MiniFox Posted 30 March 2015 Posted 30 March 2015 Wonder if these polls are based because most tories are too busy at work to participate? Well, I guess you could say those forced into zero hour contracts by the tories do have more time to participate.
Guest MattP Posted 30 March 2015 Posted 30 March 2015 Well, I guess you could say those forced into zero hour contracts by the tories do have more time to participate. At most that would relate to less than 1% of the population.
MiniFox Posted 30 March 2015 Posted 30 March 2015 At most that would relate to less than 1% of the population. More than 1% actually, it's the typical Tory attitude as if they are all hard working individuals, who are picking up after the others (non conservatives) who according to previous posts don't work. Being in a zero hour contract is better than no job at all, but I guarantee the majority of those in a zero hour contract would prefer consistent work and pay.
Rincewind Posted 30 March 2015 Posted 30 March 2015 Of course. Stability. NI. holiday pay. Guarenteed hours. not signing on and off. Regular time off spent with family plus other in work benefits. When you hear the 'some people like zero hour contracts' it is a different type. You arrange to do so many hours and agree on the days. If you are not asked to go in on those days then it is unlikely you will be needed other days so you will be able to do shopping or arrange appointments which would not be possible with non-agreed zero hour contracts.
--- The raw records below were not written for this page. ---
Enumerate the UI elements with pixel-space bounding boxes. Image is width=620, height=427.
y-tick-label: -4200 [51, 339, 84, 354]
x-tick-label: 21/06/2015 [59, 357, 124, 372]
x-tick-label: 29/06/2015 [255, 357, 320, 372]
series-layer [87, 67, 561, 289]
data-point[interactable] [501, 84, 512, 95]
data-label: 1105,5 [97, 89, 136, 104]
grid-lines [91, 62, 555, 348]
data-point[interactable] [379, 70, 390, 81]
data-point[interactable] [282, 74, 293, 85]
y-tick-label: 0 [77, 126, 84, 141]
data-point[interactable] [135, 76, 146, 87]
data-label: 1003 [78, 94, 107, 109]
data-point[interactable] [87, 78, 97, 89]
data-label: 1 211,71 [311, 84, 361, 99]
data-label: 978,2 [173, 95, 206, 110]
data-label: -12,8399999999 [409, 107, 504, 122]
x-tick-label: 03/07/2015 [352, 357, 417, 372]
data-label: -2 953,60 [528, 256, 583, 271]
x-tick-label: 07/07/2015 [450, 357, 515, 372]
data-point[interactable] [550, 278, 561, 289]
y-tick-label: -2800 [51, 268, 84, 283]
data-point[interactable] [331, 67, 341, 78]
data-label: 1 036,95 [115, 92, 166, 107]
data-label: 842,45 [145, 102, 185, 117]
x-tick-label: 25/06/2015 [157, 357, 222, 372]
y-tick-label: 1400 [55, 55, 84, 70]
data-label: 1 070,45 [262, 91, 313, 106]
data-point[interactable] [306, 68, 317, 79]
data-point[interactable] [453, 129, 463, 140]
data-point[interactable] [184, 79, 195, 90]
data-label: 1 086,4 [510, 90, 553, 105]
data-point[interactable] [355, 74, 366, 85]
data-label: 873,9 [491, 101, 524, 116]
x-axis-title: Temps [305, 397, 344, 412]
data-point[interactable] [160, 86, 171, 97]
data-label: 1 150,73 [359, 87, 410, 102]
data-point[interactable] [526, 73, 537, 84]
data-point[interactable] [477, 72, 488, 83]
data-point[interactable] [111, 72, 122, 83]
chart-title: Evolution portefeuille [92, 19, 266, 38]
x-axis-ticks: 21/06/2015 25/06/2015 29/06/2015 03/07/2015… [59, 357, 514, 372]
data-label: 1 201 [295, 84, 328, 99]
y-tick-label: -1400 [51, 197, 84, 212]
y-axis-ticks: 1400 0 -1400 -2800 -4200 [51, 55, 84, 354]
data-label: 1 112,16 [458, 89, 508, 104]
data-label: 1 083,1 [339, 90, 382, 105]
Guest MattP Posted 30 March 2015 Posted 30 March 2015 http://www.theguardian.com/uk-news/2015/feb/25/zero-hours-contract-rise-staff-figures The figures are there for you. It's 600k people which is less than 1%, a lot of those people want them as well. It's only even just over 2% of the workforce. It's an absolute mountain out of a molehill.
MiniFox Posted 30 March 2015 Posted 30 March 2015 "Almost 700,000 people in UK have zero-hours contract as main job" Over 1%.You just misquoted your own link. You say its a mountain out of a molehill, but I'm sure the 700k who's main job is on a zero hours contract would disagree.
Guest MattP Posted 30 March 2015 Posted 30 March 2015 Around 1% then - which let's be honest, nothing. What about the fact we've creates nearly 2 million jobs? - far more important. The whole 700k? You don't know that. Least if Balls gets in they won't be around mind, we'll know what to expect, more taxes, more borrowing and more people on the dole. If you've got any cash or aspiration book your flight.
Stadt Posted 30 March 2015 Posted 30 March 2015 I'm sure the government would rather have 700k permanent jobs but they can't just produce them, therefore a zero hours contract is a way into a job even if it's not as comfortable as they'd like
MooseBreath Posted 30 March 2015 Posted 30 March 2015 They have time to post on message boards though. Someone on a factory production line on piece work would not be able to post on social media so we can cross that off the list of your possible occupation. You sure can. In my defence I was on official lunch break when I posted that. I don't have the same excuse now. I'm just taking a break because I feel like it.
Benji Posted 30 March 2015 Posted 30 March 2015 I'm still not sure how, save for the extent they are abused, zero-hours contracts are not beneficial. If they enable an employer to employ someone to work who they couldn't previously afford to do so, then surely that's better than no job at all? Now if a company uses them as a loophole around permanent employment (and the benefits associated with it) then that should be clamped down and the law behind such employment developed, rather than the general policy itself being scrapped.